As is evident from Table 5, the emulsion of the present invention in which an epitaxial projection was formed by adding the silver iodide ultrafine grain emulsion prepared immediately before the addition had low fog, high sensitivity and high contrast. The silver iodide content of the epitaxial projections can be uniformly increased, and extremely rapid development progress can be obtained. In other words, especially when the processing time is short, the photographic characteristics have extremely high gradation.

[Brief description of the drawings]

FIG. 1 is a sectional view showing a schematic configuration of a stirring device used in an embodiment of the present invention.

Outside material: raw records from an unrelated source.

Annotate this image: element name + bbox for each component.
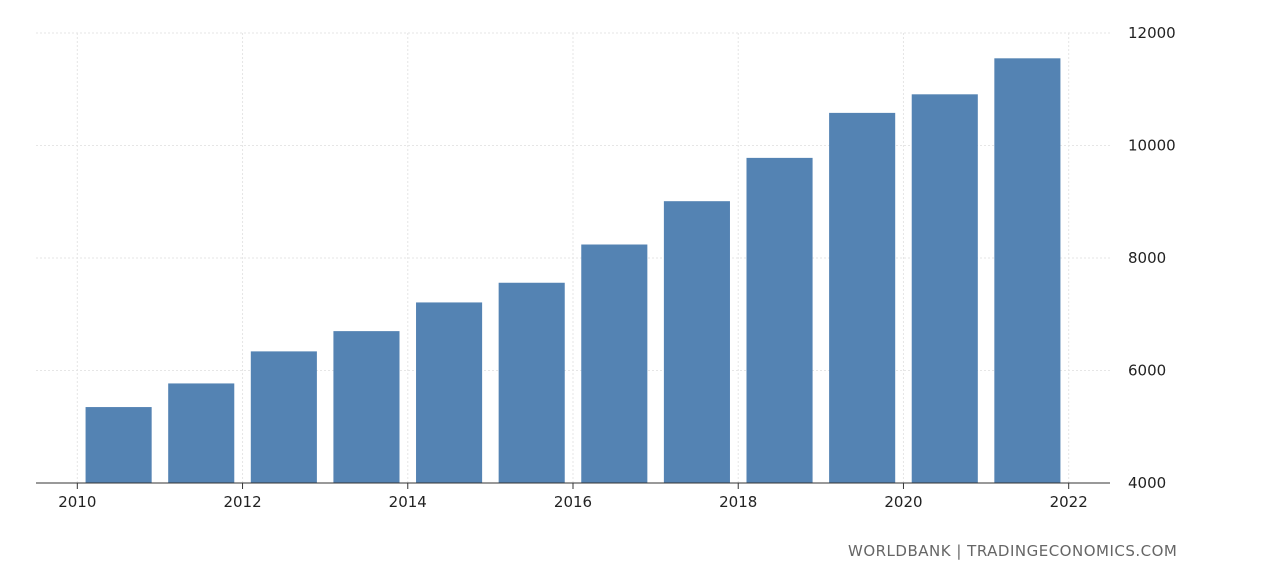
tick-labels: 4000 6000 8000 10000 12000 2010 2012 2014 2016 20… xyxy=(58,24,1176,511)
y-tick-label: 10000 xyxy=(1128,137,1176,155)
bar-2017 xyxy=(663,201,730,483)
x-tick-label: 2022 xyxy=(1050,493,1088,511)
bars xyxy=(85,58,1061,483)
x-tick-label: 2012 xyxy=(223,493,261,511)
y-tick-label: 6000 xyxy=(1128,362,1166,380)
source-credit: WORLDBANK | TRADINGECONOMICS.COM xyxy=(848,542,1178,560)
bar-2011 xyxy=(168,383,235,483)
bar-2013 xyxy=(333,331,400,483)
bar-2014 xyxy=(416,302,483,483)
bar-2018 xyxy=(746,157,813,483)
x-tick-label: 2016 xyxy=(554,493,592,511)
grid-lines xyxy=(36,32,1110,483)
y-tick-label: 12000 xyxy=(1128,24,1176,42)
bar-2015 xyxy=(498,282,565,483)
bar-2016 xyxy=(581,244,648,483)
bar-2020 xyxy=(911,94,978,483)
bar-2010 xyxy=(85,407,152,483)
y-tick-label: 4000 xyxy=(1128,474,1166,492)
x-tick-label: 2010 xyxy=(58,493,96,511)
bar-2019 xyxy=(829,112,896,483)
y-tick-label: 8000 xyxy=(1128,249,1166,267)
x-tick-label: 2020 xyxy=(884,493,922,511)
x-tick-label: 2014 xyxy=(389,493,427,511)
bar-2021 xyxy=(994,58,1061,483)
axes xyxy=(36,482,1110,489)
bar-2012 xyxy=(250,351,317,483)
x-tick-label: 2018 xyxy=(719,493,757,511)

FIG. 2 shows a photograph of emulsion b by an analytical electron microscope equipped with a field emission type electron gun (magnification: 30,000)
Times).

FIG. 3 is a simulated view of the analytical electron micrograph of FIG. 2;

[Explanation of symbols]

 110 Stirring device 111, 112, 113 Liquid supply port 116 Liquid discharge port 118 Stirring tank 119 Tank main body 120 Seal plate 121, 122 Stirring blade 126 External magnet 128, 129 Motor

────────────────────────────────────────────────── ───

[Procedure amendment]

[Submission date] September 20, 2001 (2001.9.2)
0)

[Procedure amendment 1]

[Document name to be amended] Statement

[Correction target item name] 0007

[Correction method] Change

[Correction contents]

(3) More than 70% of the total projected area of the silver halide grains is a hexagonal silver iodochlorobromide epitaxial tabular grain having a (111) plane as a main surface and having epitaxial projections, and at least one of hexagons. One of having epitaxial protrusions to the vertex portion, the average iodo silver content of the epitaxial protrusions for all particles having the epitaxial protrusions when the I mol%, iodo of epitaxial protrusions of the individual particles Silver content of 0.7I to 1.3I
Silver halide photographic emulsion characterized in that the emulsion is occupied by grains in the range of

Claims (3)

[Claims] (1) 70% of the total projected area of silver halide grains
The above are silver iodochlorobromide hexagonal epitaxial tabular grains having a (111) plane as a main surface and having an epitaxial projection, having an epitaxial projection at at least one vertex of a hexagon, and having the epitaxial projection. Assuming that the average silver chloride content of the epitaxial projections of all grains is CL mol%, the silver chloride content of the epitaxial projections of each grain is 0.7 CL to 1.3 CL.
Silver halide photographic emulsion characterized by being occupied by grains having a range of 2. 70% of the total projected area of silver halide grains
The above are silver iodochlorobromide hexagonal epitaxial tabular grains having a (111) plane as a main surface and having an epitaxial projection, having an epitaxial projection at at least one vertex of a hexagon, and having the epitaxial projection. Assuming that the average silver chloride content of the epitaxial projections for all grains is I mol%, the grains having an epitaxial projection of each grain having a silver chloride content in the range of 0.7I to 1.3I are occupied. Silver halide photographic emulsion characterized in that 3. A silver halide photographic material having a photosensitive layer containing the silver halide photographic emulsion according to claim 1 on a support.